Generic Characters

The Case for Selecting a Generic Character for Chautauqua

 

A very small percentage of people make it into the history books. Most of the living and dying is done by the unheralded masses.  Most chautauquans pick a famous character but there are good reasons to select a generic character instead.

 

I am defining a generic character as a person that may not have actually existed but is representative of a person that lived in a specific time, circumstance, and place. You must realistically portray of what life would have been like for a person in that situation. Stories would come from portrayals of that era in history but they do not need to have all occurred to a specific individual.

 

Here are some examples:

 

·         Comstock Lode Miner – You would describe the working conditions, the hazards, and what life was like in Virginia City. You could talk about your journey to get here and your aspirations.
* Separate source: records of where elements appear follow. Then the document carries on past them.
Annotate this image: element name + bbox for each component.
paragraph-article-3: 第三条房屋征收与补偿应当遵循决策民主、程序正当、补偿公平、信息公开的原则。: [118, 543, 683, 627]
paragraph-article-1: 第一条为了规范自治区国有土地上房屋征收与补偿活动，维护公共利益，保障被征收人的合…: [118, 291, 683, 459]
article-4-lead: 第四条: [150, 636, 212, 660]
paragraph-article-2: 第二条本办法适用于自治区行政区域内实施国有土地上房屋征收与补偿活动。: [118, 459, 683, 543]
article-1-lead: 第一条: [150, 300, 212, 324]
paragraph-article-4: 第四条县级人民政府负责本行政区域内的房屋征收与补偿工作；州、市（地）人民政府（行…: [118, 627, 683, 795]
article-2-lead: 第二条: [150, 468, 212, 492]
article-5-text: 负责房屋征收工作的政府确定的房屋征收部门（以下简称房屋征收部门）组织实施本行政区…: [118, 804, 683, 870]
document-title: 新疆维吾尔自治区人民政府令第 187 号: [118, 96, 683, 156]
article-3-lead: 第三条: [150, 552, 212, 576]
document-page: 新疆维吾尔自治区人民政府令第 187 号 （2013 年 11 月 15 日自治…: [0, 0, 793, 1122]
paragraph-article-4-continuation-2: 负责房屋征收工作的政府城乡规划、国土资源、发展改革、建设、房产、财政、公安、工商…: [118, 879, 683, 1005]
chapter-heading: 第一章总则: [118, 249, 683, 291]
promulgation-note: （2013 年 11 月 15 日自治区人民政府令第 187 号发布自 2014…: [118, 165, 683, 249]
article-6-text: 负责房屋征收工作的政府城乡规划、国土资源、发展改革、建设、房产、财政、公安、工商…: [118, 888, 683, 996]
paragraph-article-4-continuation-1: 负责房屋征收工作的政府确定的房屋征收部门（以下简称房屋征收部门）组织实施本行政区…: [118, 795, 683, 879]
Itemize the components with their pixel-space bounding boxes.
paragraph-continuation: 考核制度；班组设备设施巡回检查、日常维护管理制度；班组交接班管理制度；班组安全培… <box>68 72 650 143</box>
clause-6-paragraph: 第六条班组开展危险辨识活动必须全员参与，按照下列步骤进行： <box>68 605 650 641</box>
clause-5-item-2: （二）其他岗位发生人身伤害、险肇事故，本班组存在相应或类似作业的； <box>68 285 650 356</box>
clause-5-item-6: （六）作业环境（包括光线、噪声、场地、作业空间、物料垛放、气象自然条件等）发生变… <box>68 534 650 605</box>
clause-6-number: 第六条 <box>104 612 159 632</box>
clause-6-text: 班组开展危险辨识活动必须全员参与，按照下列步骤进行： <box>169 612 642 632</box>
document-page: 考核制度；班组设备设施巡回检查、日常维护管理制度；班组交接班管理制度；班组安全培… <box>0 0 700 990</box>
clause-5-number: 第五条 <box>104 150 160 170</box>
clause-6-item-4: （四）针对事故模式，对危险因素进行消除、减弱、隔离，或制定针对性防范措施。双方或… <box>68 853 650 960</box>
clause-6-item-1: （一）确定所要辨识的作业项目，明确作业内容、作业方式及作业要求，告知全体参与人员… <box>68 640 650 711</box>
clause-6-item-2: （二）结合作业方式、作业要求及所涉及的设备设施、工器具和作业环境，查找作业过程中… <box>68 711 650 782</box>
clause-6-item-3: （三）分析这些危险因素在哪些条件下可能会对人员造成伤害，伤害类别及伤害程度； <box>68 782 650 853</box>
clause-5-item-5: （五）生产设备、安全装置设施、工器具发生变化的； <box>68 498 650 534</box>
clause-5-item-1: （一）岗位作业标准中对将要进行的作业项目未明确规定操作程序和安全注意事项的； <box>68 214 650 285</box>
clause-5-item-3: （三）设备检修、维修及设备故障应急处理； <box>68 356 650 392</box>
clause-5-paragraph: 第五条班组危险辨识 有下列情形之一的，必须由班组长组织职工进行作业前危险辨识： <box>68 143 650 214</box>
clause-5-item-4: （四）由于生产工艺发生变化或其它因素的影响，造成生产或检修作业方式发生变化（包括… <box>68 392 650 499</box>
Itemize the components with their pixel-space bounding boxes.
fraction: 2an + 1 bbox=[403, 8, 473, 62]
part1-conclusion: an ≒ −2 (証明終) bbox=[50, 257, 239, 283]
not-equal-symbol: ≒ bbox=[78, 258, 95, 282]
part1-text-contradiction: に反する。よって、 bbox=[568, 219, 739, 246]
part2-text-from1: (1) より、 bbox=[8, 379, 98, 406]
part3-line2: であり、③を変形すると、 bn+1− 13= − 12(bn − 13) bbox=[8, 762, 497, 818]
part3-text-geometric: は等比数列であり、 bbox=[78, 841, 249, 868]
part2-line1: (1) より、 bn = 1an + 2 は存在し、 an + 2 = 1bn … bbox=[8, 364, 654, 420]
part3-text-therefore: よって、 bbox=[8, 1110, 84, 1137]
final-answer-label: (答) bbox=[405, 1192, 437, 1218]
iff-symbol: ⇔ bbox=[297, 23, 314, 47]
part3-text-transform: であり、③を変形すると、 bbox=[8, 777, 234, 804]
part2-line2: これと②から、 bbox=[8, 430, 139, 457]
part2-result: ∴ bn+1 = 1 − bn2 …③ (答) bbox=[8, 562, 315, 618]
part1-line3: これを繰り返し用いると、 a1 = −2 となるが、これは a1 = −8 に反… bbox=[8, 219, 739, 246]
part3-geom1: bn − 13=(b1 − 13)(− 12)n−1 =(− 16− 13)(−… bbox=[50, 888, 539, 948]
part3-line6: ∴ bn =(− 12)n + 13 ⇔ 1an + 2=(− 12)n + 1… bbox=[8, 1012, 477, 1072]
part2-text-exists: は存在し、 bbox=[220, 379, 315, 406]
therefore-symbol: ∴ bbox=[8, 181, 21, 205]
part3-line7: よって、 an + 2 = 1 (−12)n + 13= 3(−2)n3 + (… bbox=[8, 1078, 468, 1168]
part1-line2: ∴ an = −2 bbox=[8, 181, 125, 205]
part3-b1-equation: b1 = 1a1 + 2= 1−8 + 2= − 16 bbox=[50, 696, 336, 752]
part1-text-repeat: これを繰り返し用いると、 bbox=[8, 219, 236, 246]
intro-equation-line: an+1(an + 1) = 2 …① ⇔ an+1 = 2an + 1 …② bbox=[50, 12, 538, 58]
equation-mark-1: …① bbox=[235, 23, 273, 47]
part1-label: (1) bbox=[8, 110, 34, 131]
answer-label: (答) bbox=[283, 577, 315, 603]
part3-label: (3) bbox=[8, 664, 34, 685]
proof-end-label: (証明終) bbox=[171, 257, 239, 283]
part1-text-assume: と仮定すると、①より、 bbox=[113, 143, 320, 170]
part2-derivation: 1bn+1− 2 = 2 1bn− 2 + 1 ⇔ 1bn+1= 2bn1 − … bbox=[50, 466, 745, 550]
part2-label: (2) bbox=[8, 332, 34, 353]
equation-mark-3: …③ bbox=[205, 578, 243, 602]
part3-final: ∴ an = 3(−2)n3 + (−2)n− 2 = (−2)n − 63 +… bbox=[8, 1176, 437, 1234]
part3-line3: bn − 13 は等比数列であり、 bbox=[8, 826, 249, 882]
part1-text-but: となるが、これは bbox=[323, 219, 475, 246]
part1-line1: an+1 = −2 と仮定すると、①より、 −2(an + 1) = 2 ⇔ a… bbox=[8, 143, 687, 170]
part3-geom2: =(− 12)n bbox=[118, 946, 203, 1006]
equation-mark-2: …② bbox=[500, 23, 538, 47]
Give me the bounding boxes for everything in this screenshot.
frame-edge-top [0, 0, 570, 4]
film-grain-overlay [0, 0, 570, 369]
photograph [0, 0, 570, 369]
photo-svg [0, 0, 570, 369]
·         Pony Express Rider – Describe what it was like riding across the Nevada wilderness. Talk about the hazards, the excitement.  Tell stories that really happened from that period.

·         Pioneer Woman crossing Nevada along the Humboldt River – What was life like? What were your responsibilities, talk about your fears and dreams.

·         Homesteader (man or woman) – What was it like? What were the hazards? Why would you live like that? What are your disappointments, your joys?

·         Stage Coach Station keeper – It is your job to provide food, shelter, and fresh horses to the stages that traverses the trail. Tell us what life was like. What were the hazards?

·         Chinese Worker on the Central Pacific Railroad – Why did you come from China? What is your life like here? Tell stories from your experiences.

·         Child crossing Nevada with the Donner Party – Talk about the journey from a child’s point of view? What was life like on the trail? What are your hopes and fears?

·         Member of “Shoshone Mike’s” tribe or a member of the posse that hunted them down – This was called “the last Indian massacre” and it deserves to have more exposure. Tell the story as a character involved in it.

·         Person working at the Nevada Test Site during the explosion of the first Atom Bombs – Describe the urgency behind the project. How were secrets kept? What was the explosion like? What do you think of it now?

·         Mormon Settler in the Carson Valley (Man or Woman) – What was life like? What are your goals and fears? How do you feel about being told where to live by the leaders of your church?

·         Volunteer soldier from Nevada headed out to fight in the Civil War – Why did you volunteer? What was life like as a union soldier?

·         Member of Fremont’s Exploration party. Tell us what it was like. What did you discover? What were Kit Carson and John C. Freemont like?

 

Those are just a few of the possibilities. Any of these would fit in well with the Sesquicentennial theme this year.